Por fim, acrescenta o novel dispositivo que as despesas provenientes da restituição da coisa deverão correr por conta do depositante. Isto porque o contrato de depósito é negócio feito no interesse exclusivo do depositante, sendo, portanto, inadmissível exigir-se que o depositário arque com as despesas provenientes da restituição do objeto. (Direito Civil - doutrina, Ricardo Fiuza – p. 338 apud Maria Helena Diniz Código Civil Comentado já impresso pdf 16ª ed., São Paulo, Saraiva, 2.012, pdf, Microsoft Word. Acesso em 27/11/2019, corrigido e aplicadas as devidas atualizações VD).

Em regra, conclui Marco Túlio de Carvalho Rocha, o depósito é feito e devolvido no mesmo lugar. Se houver determinação para que seja a coisa transportada a outro lugar para a entrega, as despesas de transporte correm por conta do depositante, salvo estipulação em sentido contrário. (Marco Túlio de Carvalho Rocha apud Direito.com acesso em 27.11.2019, corrigido e aplicadas as devidas atualizações VD).

Art. 632. Se a coisa houver sido depositada no interesse de terceiro, e o depositário tiver sido cientificado deste fato pelo depositante, não poderá ele exonerar-se restituindo a coisa a este, sem consentimento daquele.

Na cartilha de Nelson Rosenvald, a exemplo do que ocorre com a estipulação em favor de terceiros (CC 436 e 438), é facultado ao depositante efetuar a entrega da coisa ao depositário no interesse de terceiros e não em proveito próprio.
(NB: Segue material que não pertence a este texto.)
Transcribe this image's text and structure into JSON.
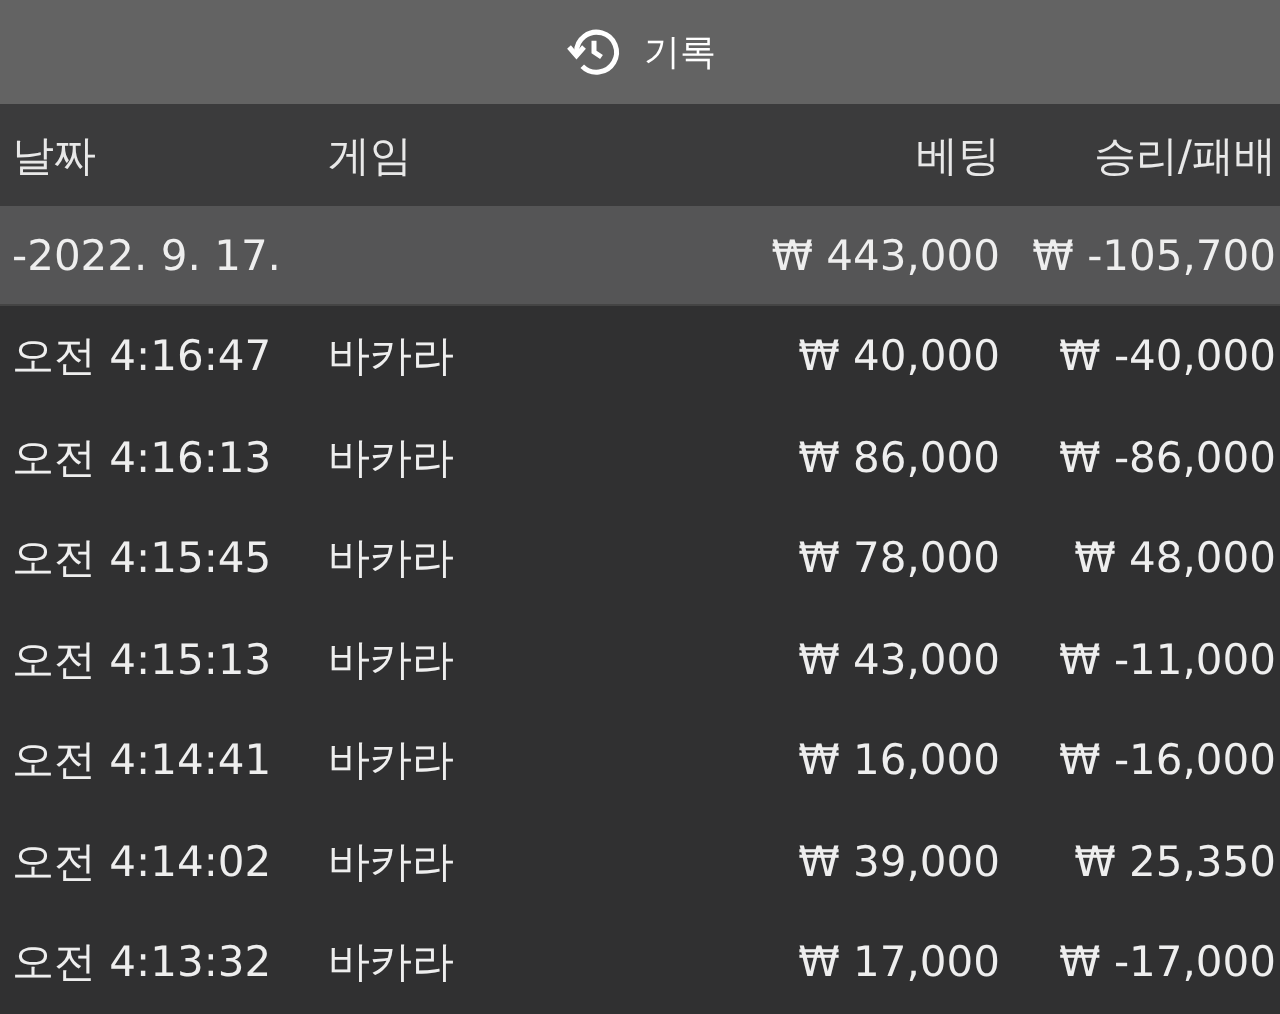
{
  "title_bar": {
    "title": "기록"
  },
  "table": {
    "columns": [
      "날짜",
      "게임",
      "베팅",
      "승리/패배"
    ],
    "group": {
      "date": "-2022. 9. 17.",
      "bet": "₩ 443,000",
      "result": "₩ -105,700"
    },
    "rows": [
      {
        "time": "오전 4:16:47",
        "game": "바카라",
        "bet": "₩ 40,000",
        "result": "₩ -40,000"
      },
      {
        "time": "오전 4:16:13",
        "game": "바카라",
        "bet": "₩ 86,000",
        "result": "₩ -86,000"
      },
      {
        "time": "오전 4:15:45",
        "game": "바카라",
        "bet": "₩ 78,000",
        "result": "₩ 48,000"
      },
      {
        "time": "오전 4:15:13",
        "game": "바카라",
        "bet": "₩ 43,000",
        "result": "₩ -11,000"
      },
      {
        "time": "오전 4:14:41",
        "game": "바카라",
        "bet": "₩ 16,000",
        "result": "₩ -16,000"
      },
      {
        "time": "오전 4:14:02",
        "game": "바카라",
        "bet": "₩ 39,000",
        "result": "₩ 25,350"
      },
      {
        "time": "오전 4:13:32",
        "game": "바카라",
        "bet": "₩ 17,000",
        "result": "₩ -17,000"
      }
    ]
  }
}
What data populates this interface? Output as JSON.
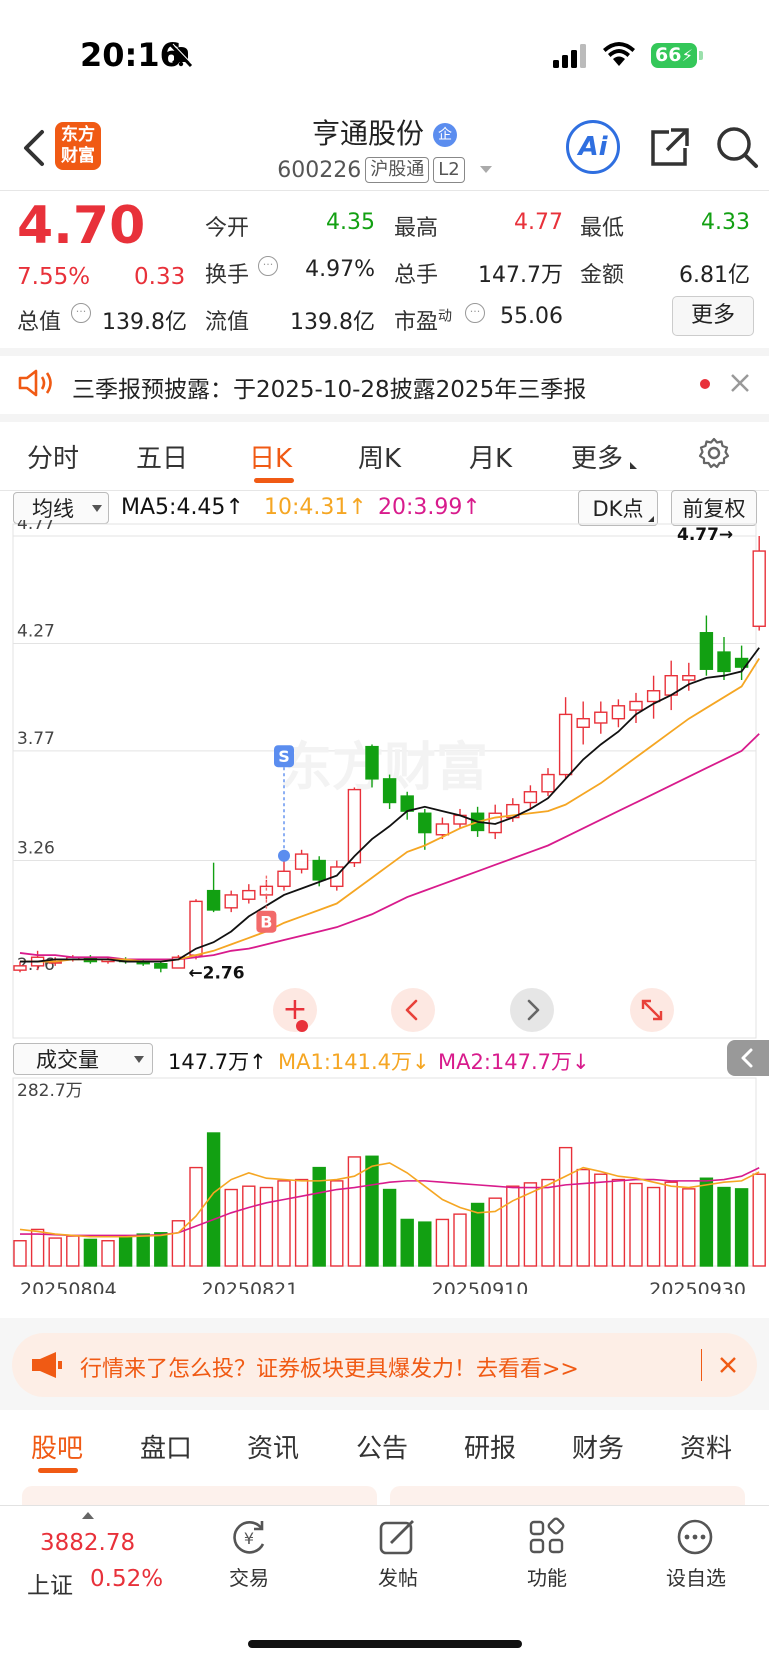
{
  "status": {
    "time": "20:16",
    "battery": "66"
  },
  "header": {
    "back_label": "<",
    "logo_line1": "东方",
    "logo_line2": "财富",
    "title": "亨通股份",
    "title_badge": "企",
    "code": "600226",
    "tag1": "沪股通",
    "tag2": "L2",
    "ai_label": "Ai"
  },
  "quote": {
    "price": "4.70",
    "change_pct": "7.55%",
    "change_amt": "0.33",
    "rows": [
      [
        {
          "label": "今开",
          "value": "4.35",
          "color": "green"
        },
        {
          "label": "最高",
          "value": "4.77",
          "color": "red"
        },
        {
          "label": "最低",
          "value": "4.33",
          "color": "green"
        }
      ],
      [
        {
          "label": "换手",
          "value": "4.97%",
          "color": "black"
        },
        {
          "label": "总手",
          "value": "147.7万",
          "color": "black"
        },
        {
          "label": "金额",
          "value": "6.81亿",
          "color": "black"
        }
      ]
    ],
    "total_value_label": "总值",
    "total_value": "139.8亿",
    "float_value_label": "流值",
    "float_value": "139.8亿",
    "pe_label": "市盈",
    "pe_sup": "动",
    "pe_value": "55.06",
    "more_button": "更多"
  },
  "notice": {
    "text": "三季报预披露：于2025-10-28披露2025年三季报"
  },
  "tabs": [
    "分时",
    "五日",
    "日K",
    "周K",
    "月K",
    "更多"
  ],
  "active_tab": 2,
  "ma_bar": {
    "selector": "均线",
    "ma5": "MA5:4.45",
    "ma10": "10:4.31",
    "ma20": "20:3.99",
    "dk_button": "DK点",
    "fq_button": "前复权"
  },
  "price_axis": [
    "4.77",
    "4.27",
    "3.77",
    "3.26",
    "2.76"
  ],
  "markers": {
    "high": "4.77",
    "low": "2.76",
    "sell": "S",
    "buy": "B"
  },
  "volume_bar": {
    "selector": "成交量",
    "vol": "147.7万",
    "ma1": "MA1:141.4万",
    "ma2": "MA2:147.7万",
    "max_label": "282.7万"
  },
  "dates": [
    "20250804",
    "20250821",
    "20250910",
    "20250930"
  ],
  "promo": {
    "text": "行情来了怎么投？证券板块更具爆发力！去看看>>"
  },
  "sub_tabs": [
    "股吧",
    "盘口",
    "资讯",
    "公告",
    "研报",
    "财务",
    "资料"
  ],
  "bottom_nav": {
    "index_value": "3882.78",
    "index_name": "上证",
    "index_pct": "0.52%",
    "items": [
      "交易",
      "发帖",
      "功能",
      "设自选"
    ]
  },
  "colors": {
    "up": "#e8313a",
    "down": "#12a012",
    "accent": "#f05a14",
    "ma5": "#111111",
    "ma10": "#f5a623",
    "ma20": "#d81b8c"
  },
  "chart_data": {
    "type": "candlestick",
    "ylim": [
      2.76,
      4.77
    ],
    "candles": [
      {
        "o": 2.75,
        "c": 2.77,
        "h": 2.79,
        "l": 2.74
      },
      {
        "o": 2.77,
        "c": 2.81,
        "h": 2.84,
        "l": 2.75
      },
      {
        "o": 2.79,
        "c": 2.79,
        "h": 2.81,
        "l": 2.77
      },
      {
        "o": 2.8,
        "c": 2.81,
        "h": 2.82,
        "l": 2.79
      },
      {
        "o": 2.81,
        "c": 2.79,
        "h": 2.82,
        "l": 2.78
      },
      {
        "o": 2.79,
        "c": 2.8,
        "h": 2.81,
        "l": 2.78
      },
      {
        "o": 2.8,
        "c": 2.79,
        "h": 2.81,
        "l": 2.78
      },
      {
        "o": 2.79,
        "c": 2.78,
        "h": 2.8,
        "l": 2.77
      },
      {
        "o": 2.78,
        "c": 2.76,
        "h": 2.79,
        "l": 2.74
      },
      {
        "o": 2.76,
        "c": 2.81,
        "h": 2.82,
        "l": 2.76
      },
      {
        "o": 2.82,
        "c": 3.07,
        "h": 3.08,
        "l": 2.8
      },
      {
        "o": 3.12,
        "c": 3.03,
        "h": 3.25,
        "l": 3.02
      },
      {
        "o": 3.04,
        "c": 3.1,
        "h": 3.12,
        "l": 3.02
      },
      {
        "o": 3.08,
        "c": 3.12,
        "h": 3.15,
        "l": 3.06
      },
      {
        "o": 3.1,
        "c": 3.14,
        "h": 3.17,
        "l": 3.08
      },
      {
        "o": 3.14,
        "c": 3.21,
        "h": 3.26,
        "l": 3.12
      },
      {
        "o": 3.22,
        "c": 3.29,
        "h": 3.31,
        "l": 3.2
      },
      {
        "o": 3.26,
        "c": 3.17,
        "h": 3.28,
        "l": 3.14
      },
      {
        "o": 3.14,
        "c": 3.23,
        "h": 3.26,
        "l": 3.12
      },
      {
        "o": 3.25,
        "c": 3.59,
        "h": 3.6,
        "l": 3.23
      },
      {
        "o": 3.79,
        "c": 3.64,
        "h": 3.8,
        "l": 3.6
      },
      {
        "o": 3.64,
        "c": 3.53,
        "h": 3.66,
        "l": 3.5
      },
      {
        "o": 3.56,
        "c": 3.49,
        "h": 3.58,
        "l": 3.45
      },
      {
        "o": 3.48,
        "c": 3.39,
        "h": 3.5,
        "l": 3.31
      },
      {
        "o": 3.38,
        "c": 3.43,
        "h": 3.46,
        "l": 3.36
      },
      {
        "o": 3.43,
        "c": 3.47,
        "h": 3.5,
        "l": 3.41
      },
      {
        "o": 3.48,
        "c": 3.4,
        "h": 3.51,
        "l": 3.37
      },
      {
        "o": 3.39,
        "c": 3.48,
        "h": 3.52,
        "l": 3.36
      },
      {
        "o": 3.46,
        "c": 3.52,
        "h": 3.55,
        "l": 3.44
      },
      {
        "o": 3.53,
        "c": 3.58,
        "h": 3.61,
        "l": 3.5
      },
      {
        "o": 3.58,
        "c": 3.66,
        "h": 3.69,
        "l": 3.56
      },
      {
        "o": 3.66,
        "c": 3.94,
        "h": 4.02,
        "l": 3.64
      },
      {
        "o": 3.88,
        "c": 3.92,
        "h": 4.0,
        "l": 3.8
      },
      {
        "o": 3.9,
        "c": 3.95,
        "h": 4.0,
        "l": 3.85
      },
      {
        "o": 3.92,
        "c": 3.98,
        "h": 4.01,
        "l": 3.88
      },
      {
        "o": 3.96,
        "c": 4.0,
        "h": 4.04,
        "l": 3.9
      },
      {
        "o": 4.0,
        "c": 4.05,
        "h": 4.12,
        "l": 3.92
      },
      {
        "o": 4.03,
        "c": 4.12,
        "h": 4.19,
        "l": 3.96
      },
      {
        "o": 4.1,
        "c": 4.12,
        "h": 4.18,
        "l": 4.05
      },
      {
        "o": 4.32,
        "c": 4.15,
        "h": 4.4,
        "l": 4.12
      },
      {
        "o": 4.23,
        "c": 4.14,
        "h": 4.3,
        "l": 4.1
      },
      {
        "o": 4.2,
        "c": 4.16,
        "h": 4.26,
        "l": 4.1
      },
      {
        "o": 4.35,
        "c": 4.7,
        "h": 4.77,
        "l": 4.33
      }
    ],
    "ma5": [
      2.79,
      2.79,
      2.8,
      2.8,
      2.8,
      2.8,
      2.79,
      2.79,
      2.79,
      2.8,
      2.85,
      2.88,
      2.93,
      3.0,
      3.05,
      3.1,
      3.13,
      3.16,
      3.19,
      3.28,
      3.36,
      3.42,
      3.49,
      3.51,
      3.49,
      3.47,
      3.44,
      3.43,
      3.46,
      3.5,
      3.55,
      3.64,
      3.73,
      3.8,
      3.86,
      3.94,
      3.99,
      4.03,
      4.08,
      4.11,
      4.12,
      4.14,
      4.25
    ],
    "ma10": [
      2.79,
      2.79,
      2.79,
      2.8,
      2.8,
      2.8,
      2.8,
      2.79,
      2.79,
      2.8,
      2.82,
      2.84,
      2.87,
      2.9,
      2.93,
      2.97,
      3.0,
      3.03,
      3.06,
      3.12,
      3.18,
      3.24,
      3.3,
      3.33,
      3.37,
      3.41,
      3.44,
      3.46,
      3.47,
      3.48,
      3.49,
      3.52,
      3.57,
      3.62,
      3.68,
      3.74,
      3.8,
      3.86,
      3.92,
      3.97,
      4.02,
      4.07,
      4.2
    ],
    "ma20": [
      2.83,
      2.82,
      2.82,
      2.81,
      2.81,
      2.81,
      2.8,
      2.8,
      2.8,
      2.8,
      2.81,
      2.82,
      2.84,
      2.85,
      2.87,
      2.89,
      2.91,
      2.93,
      2.95,
      2.98,
      3.01,
      3.05,
      3.09,
      3.12,
      3.15,
      3.18,
      3.21,
      3.24,
      3.27,
      3.3,
      3.33,
      3.37,
      3.41,
      3.45,
      3.49,
      3.53,
      3.57,
      3.61,
      3.65,
      3.69,
      3.73,
      3.77,
      3.85
    ],
    "volume": [
      38,
      55,
      42,
      45,
      40,
      38,
      44,
      48,
      50,
      68,
      148,
      200,
      115,
      120,
      118,
      128,
      130,
      148,
      128,
      164,
      165,
      115,
      70,
      66,
      70,
      78,
      94,
      102,
      120,
      125,
      130,
      178,
      145,
      138,
      130,
      124,
      118,
      126,
      116,
      132,
      118,
      116,
      138
    ],
    "vol_ma1": [
      55,
      52,
      48,
      46,
      44,
      44,
      44,
      45,
      46,
      50,
      75,
      110,
      130,
      140,
      132,
      130,
      128,
      128,
      130,
      135,
      150,
      155,
      140,
      120,
      100,
      88,
      80,
      82,
      98,
      110,
      122,
      135,
      148,
      142,
      135,
      132,
      126,
      120,
      118,
      122,
      126,
      128,
      141.4
    ],
    "vol_ma2": [
      48,
      48,
      47,
      46,
      46,
      46,
      46,
      46,
      47,
      50,
      60,
      70,
      80,
      88,
      95,
      100,
      105,
      110,
      115,
      118,
      122,
      126,
      128,
      128,
      126,
      124,
      122,
      120,
      118,
      118,
      118,
      122,
      124,
      126,
      128,
      130,
      130,
      128,
      128,
      128,
      130,
      135,
      147.7
    ],
    "vol_max": 282.7
  }
}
Temos aqui uma espécie de derrogação do princípio da relatividade contratual, pois o depositário assumirá obrigações perante uma pessoa que não integrou a relação negocial. A hipótese será vista com nitidez nos casos em que o depositante se apresenta como um administrador de bens alheios, cientificando o depositário da sua condição.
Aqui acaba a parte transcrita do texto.